I can’t stop the laughter that erupts from my throat at the seriousness of his response. I have never felt happier in my entire life then I do at this moment. But…the moment quickly passes as my need to be with Kyle increases. “Well…if that is the case then I suppose that we should get busy and practice for our next bundle of joy” I moan as I turn the tables on the man that I love with all that I am…capturing his lips in a sweltering kiss. Kyle senses my change in demeanor as he helps to me quickly discard the clothes that up to this moment have remained in tack.

“Your mine and mine alone” I moan as I slowly lower myself upon his engorged member…relishing the way that this moment feels so right. Leisurely I begin the pace that will take us both to a place that we long to be…only to increase the pace as our need for release increases. His hands are upon me as he grips my hips and aides me in the movement of our two bodies. I can feel his breath hot on my breasts as we continue our journey…a journey that we will forever experience together. “Kyle…”I scream out in elation as small tremors of pleasure rocket through my body. “Kyle…are you…”

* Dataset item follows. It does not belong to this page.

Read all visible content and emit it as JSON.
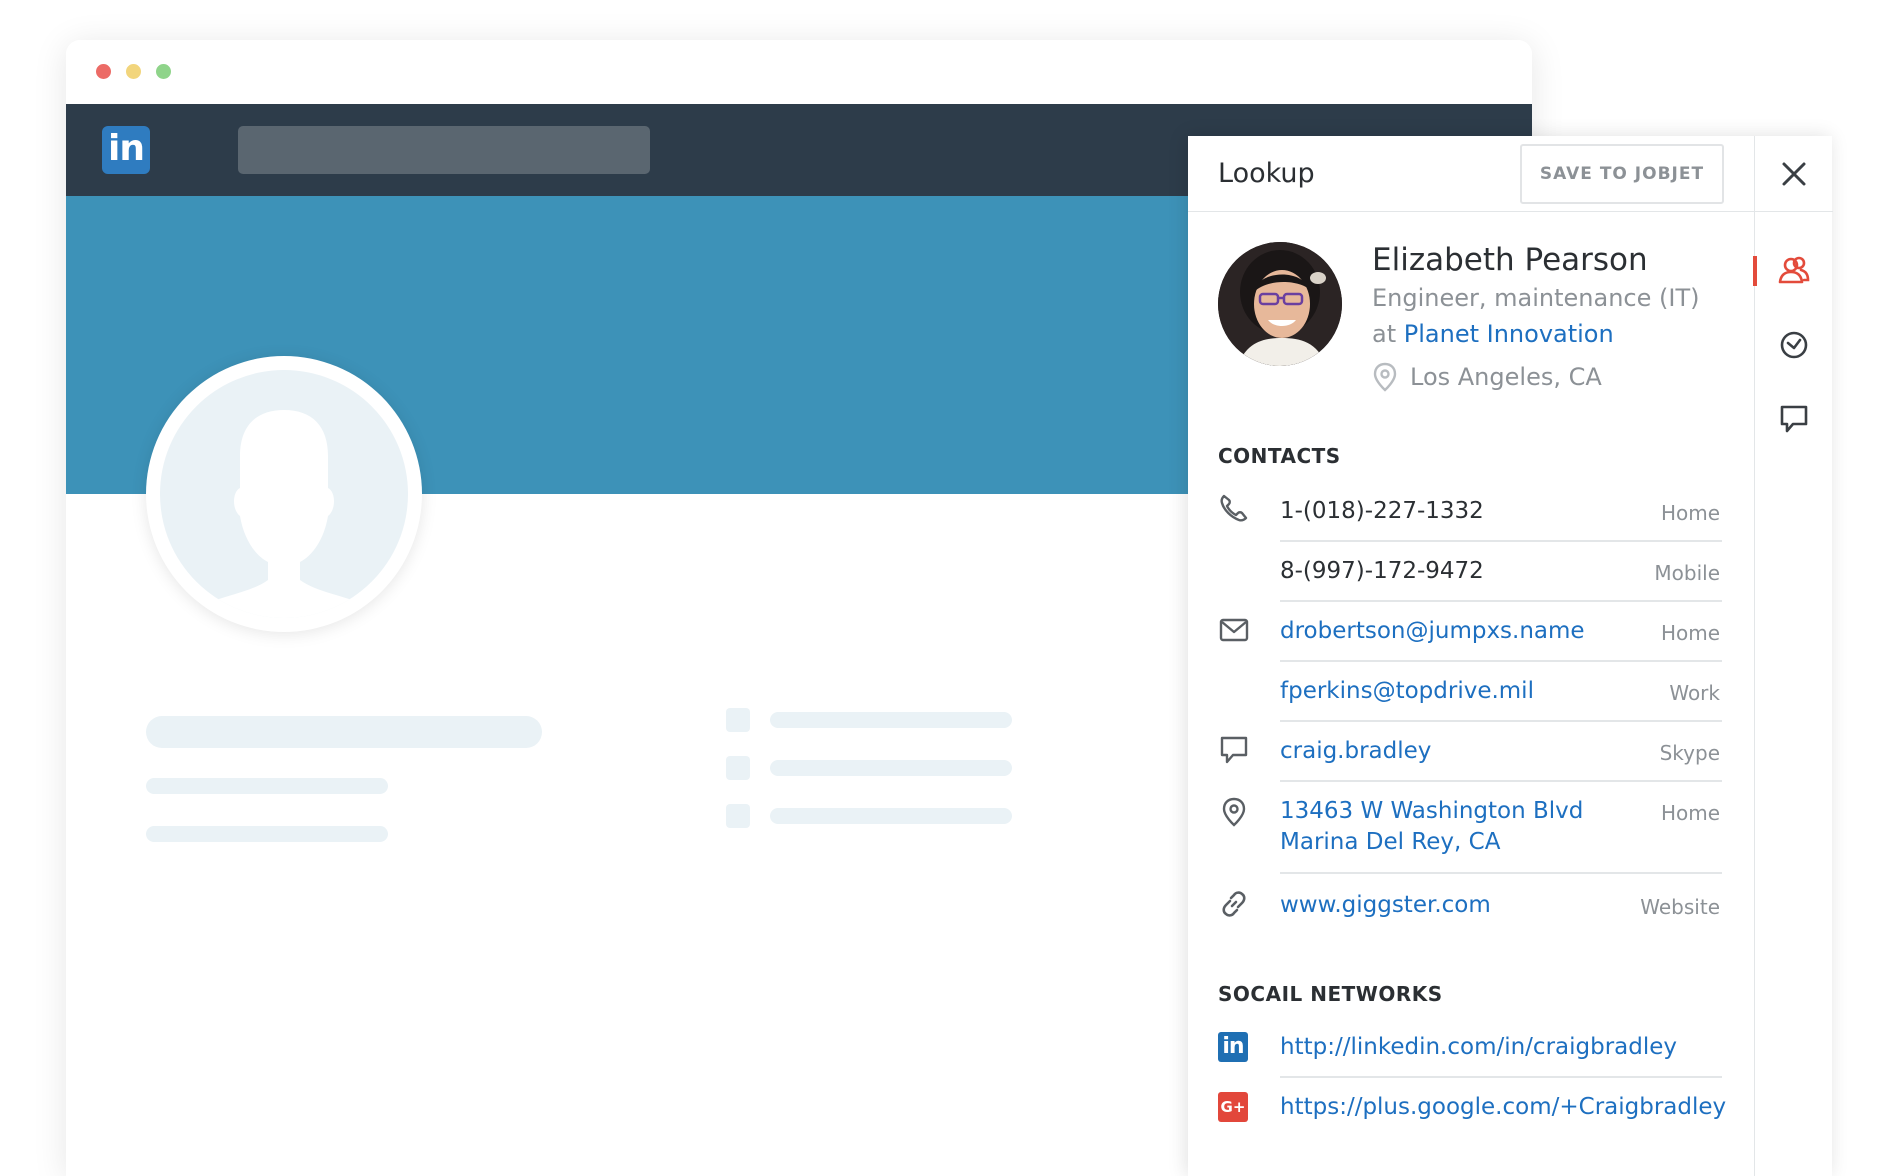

“I’m ready Liz…” he groans passionately against my neck. I can sense his need of urgency as he spins me fervently upon my back and begins to thrust so deeply within me that it causes me to see stars for the second time that night. Within mere moments we are plummeting into the peaceful surroundings of oblivion…and so we lay there spent in each other’s arms as we attempt to regain some semblance of sanity.

“Baby…” he whispers drowsily against my ear. “Lets get you off this hard floor and get you into bed”

“Will you be joining me” I reply sleepily as I place a small kiss on his lips.

“No place else that I’d rather be” he answers, as he pulls himself off the floor and then assists me up as well. “Come on sleepy head” Wrapped in each others arms we make our way towards the bed for a much needed rest. “WAIT” he yells startling me as he runs from my arms and dives for the floor where we have just made love. I watch confused as the chair by the window topples over as he continues to crawl around the floor as if searching for something.

“Kyle” I question as back and forth he passes by me on hands and knees. “Kyle…what are you doing”

“Aha” he responds gleefully as he jumps up from the floor and now stands before me with the object he held in his hands earlier when I found him earlier this evening. Tears glisten in my eyes as he gently removes the chain from around the large teddy bear with the words…”Daddy’s Little Girl” embroidered on the front of its shirt. Hanging from the chain is a gold ring with the word dad shining brightly for all the world to see…a tiny diamond glistening in the middle of that letter A. “Thank you” he whispers against my lips as he gives me a slow and lingering kiss. “Thank you for loving me…for the beautiful gifts…but most importantly thank you for giving me a daughter that I know will be the most beautiful daughter in the world. You have made me so happy Liz…and just know that I love you more then you can ever know”

Tears of happiness and contentment slide down our faces as we hold each other tightly. All the pain of past forgotten…all that matters now is the future. A future where Kyle and I will be together never to be parted again. A future with many children and all that comes with being a family. I don’t know how I can ever go through life without having him at my side always…and I intent to never find out. It may have taken me two years of lies and denial to end up where I am tonight…but I know that Kyle Valenti is my intended soul mate…and we will be together…forever.